Ex.ma senhora:
Escrevo, em resposta ao seu pedido de averiguação, num estado de profunda depressão.
Já ninguém pode confiar em ninguém. Os polícias da Covilhã, que tratei de inquirir, conforme seu desejo, mostram-se tristes, cabisbaixos, olheirentos, descrentes de que tamanha injustiça se tenha abatido sobre eles.
Não, minha senhora, não houve visitas intempestivas à sede do sindicato. Não, minha senhora, não existiu qualquer tentativa de intimidação dos professores que preparavam uma repulsiva manifestação contra o nosso bem-amado Primeiro-ministro. Não, minha senhora, nenhum agente carregou consigo panfletos para fazer uma espécie de exame prévio.
Tudo se passou assim. Na Covilhã, minha senhora, as pessoas conhecem-se e privam umas com as outras. Dois agentes à paisana, o Simões e o Esteves, encontravam-se simplesmente à porta do sindicato dos professores, a fumar um cigarrito. (Na esquadra onde trabalham não é permitido fumar e, por isso, têm de se deslocar a uma paragem de autocarro que, por coincidência, fica ao lado da sede do sindicato...)
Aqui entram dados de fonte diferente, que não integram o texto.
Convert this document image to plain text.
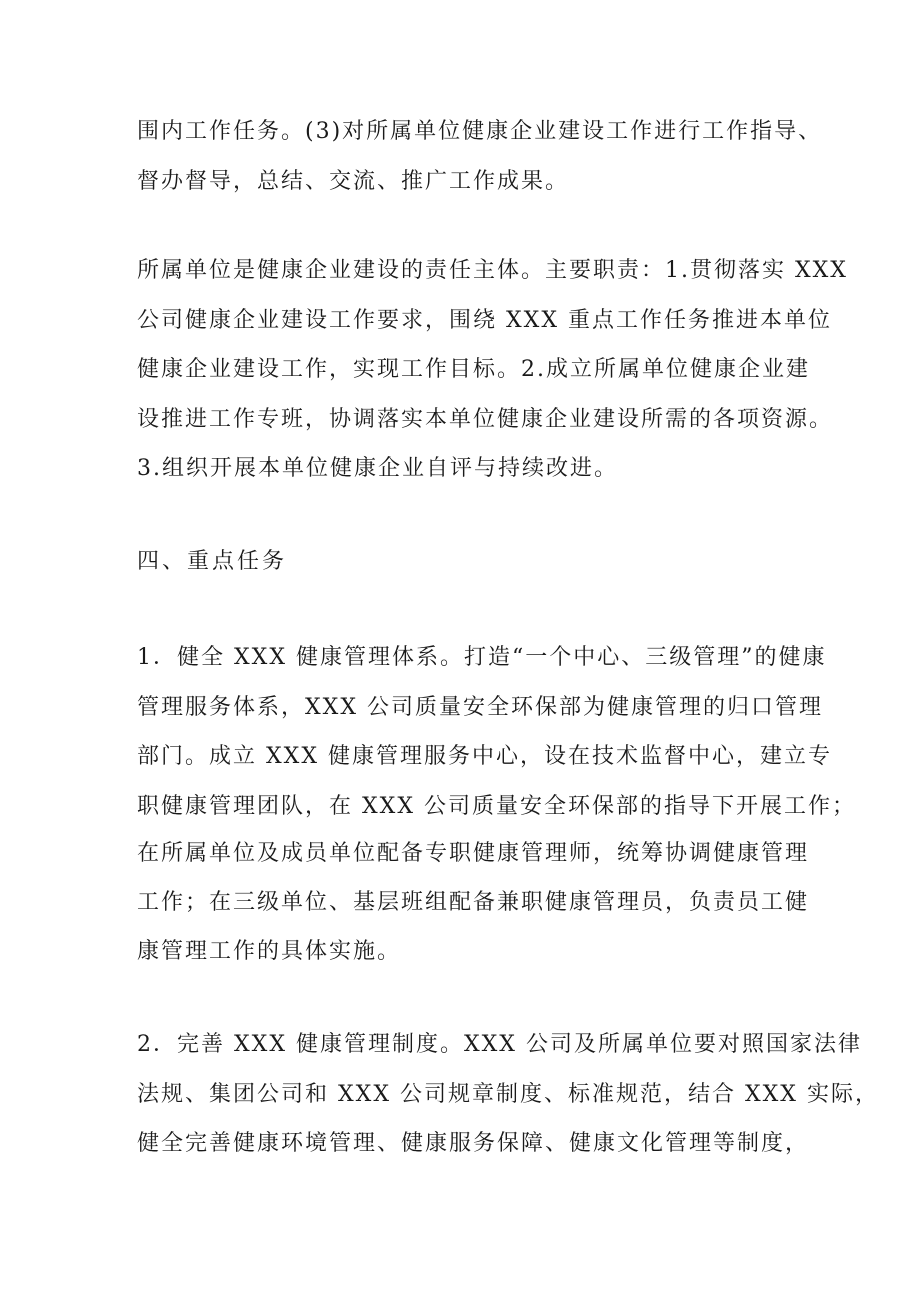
围内工作任务。(3)对所属单位健康企业建设工作进行工作指导、
督办督导，总结、交流、推广工作成果。
所属单位是健康企业建设的责任主体。主要职责：1.贯彻落实 XXX
公司健康企业建设工作要求，围绕 XXX 重点工作任务推进本单位
健康企业建设工作，实现工作目标。2.成立所属单位健康企业建
设推进工作专班，协调落实本单位健康企业建设所需的各项资源。
3.组织开展本单位健康企业自评与持续改进。
四、重点任务
1．健全 XXX 健康管理体系。打造“一个中心、三级管理”的健康
管理服务体系，XXX 公司质量安全环保部为健康管理的归口管理
部门。成立 XXX 健康管理服务中心，设在技术监督中心，建立专
职健康管理团队，在 XXX 公司质量安全环保部的指导下开展工作；
在所属单位及成员单位配备专职健康管理师，统筹协调健康管理
工作；在三级单位、基层班组配备兼职健康管理员，负责员工健
康管理工作的具体实施。
2．完善 XXX 健康管理制度。XXX 公司及所属单位要对照国家法律
法规、集团公司和 XXX 公司规章制度、标准规范，结合 XXX 实际，
健全完善健康环境管理、健康服务保障、健康文化管理等制度，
Foi até um senhor sindicalista que os viu ali ao frio (como é próprio da Covilhã) e os convidou a entrar. Que insídia! Tudo isto me lembra a história da aranha, dizendo à ingénua mosca: «Venha, venha, boa amiga, entre, ponha-se à vontade!»; os professores - sobretudo os sindicalizados - são aranhas peludas; os polícias, coitados, são pobres moscas mal pagas, que se deixam convidar, não imaginando o que os espera...
Uma vez lá dentro, o tal senhor sindicalista, na sua voz untuosa, ofereceu-lhes café e chocolate quente e falou-lhes da manifestação. Sem ninguém lhe ter perguntado o que quer que fosse. Por fim, até trocaram umas ideias, porque os polícias, às vezes, fazem as suas próprias manifestações, e só queriam saber como é que os professores procedem. Mas tudo amena e amistosamente: Ai é?, e tal, ai reúnem umas quantas pessoas, e tal, hum-hum, e quem é que costuma ir, e tal, ai sim, ai o Matos habitualmente participa, há quanto tempo não vejo o Matos, dê-lhe cumprimentos meus, e o Fernandes também é um «habitué»...? - deve ter sido esta conversa que se confundiu (ou se quis confundir) com «identificação de manifestantes»! Que ridículo...
Finalmente, à saída, o agente Simões reparou que o agente Esteves levava uns panfletos colados à sola do sapato. Até se riram muito. E o senhor sindicalista, mais do que todos. Agora já se percebe por que razão. «Ó Esteves», dizia o Simões, «levas o material aos nossos amigos, ahahah...» e respondia-lhe o Esteves, «Isto não se me deslarga da sola, ainda para aqui caio, como aquela professora de Linda-a-velha na uva, ou a outra na mica, ahahah...»
A polícia está muito desalentada. O agente Simões, por exemplo, tem chorado muito. O agente Esteves até meteu baixa. Acho que foi porque escorregou derivado aos malditos panfletos no sapato.
Melhores cumprimentos.
Seu criado,
Gaspar Olhovivo
3 comentários:
Será k isto é chão k já deu uva?!...
Achas, anónimo? Pois para mim, caro xárá, infelizmente este chão continua a dar muita uva...
Agradeço a sua incansável averiguação que só veio confirmar aquilo que eu já suspeitava, melhor ainda, já sabia. Um grande Bem haja!(da minha parte nada mais lhe posso dar: nem aumento de salário, nem redução do horário de permanência na Escola, nem descongelamento da carreira, nem créditos, pontos, brindes ou outras utilidades domésticas ou escolares...)
Sempre atenta ao seu trabalho para o avaliar, despeço-me com um "esperem pela próxima".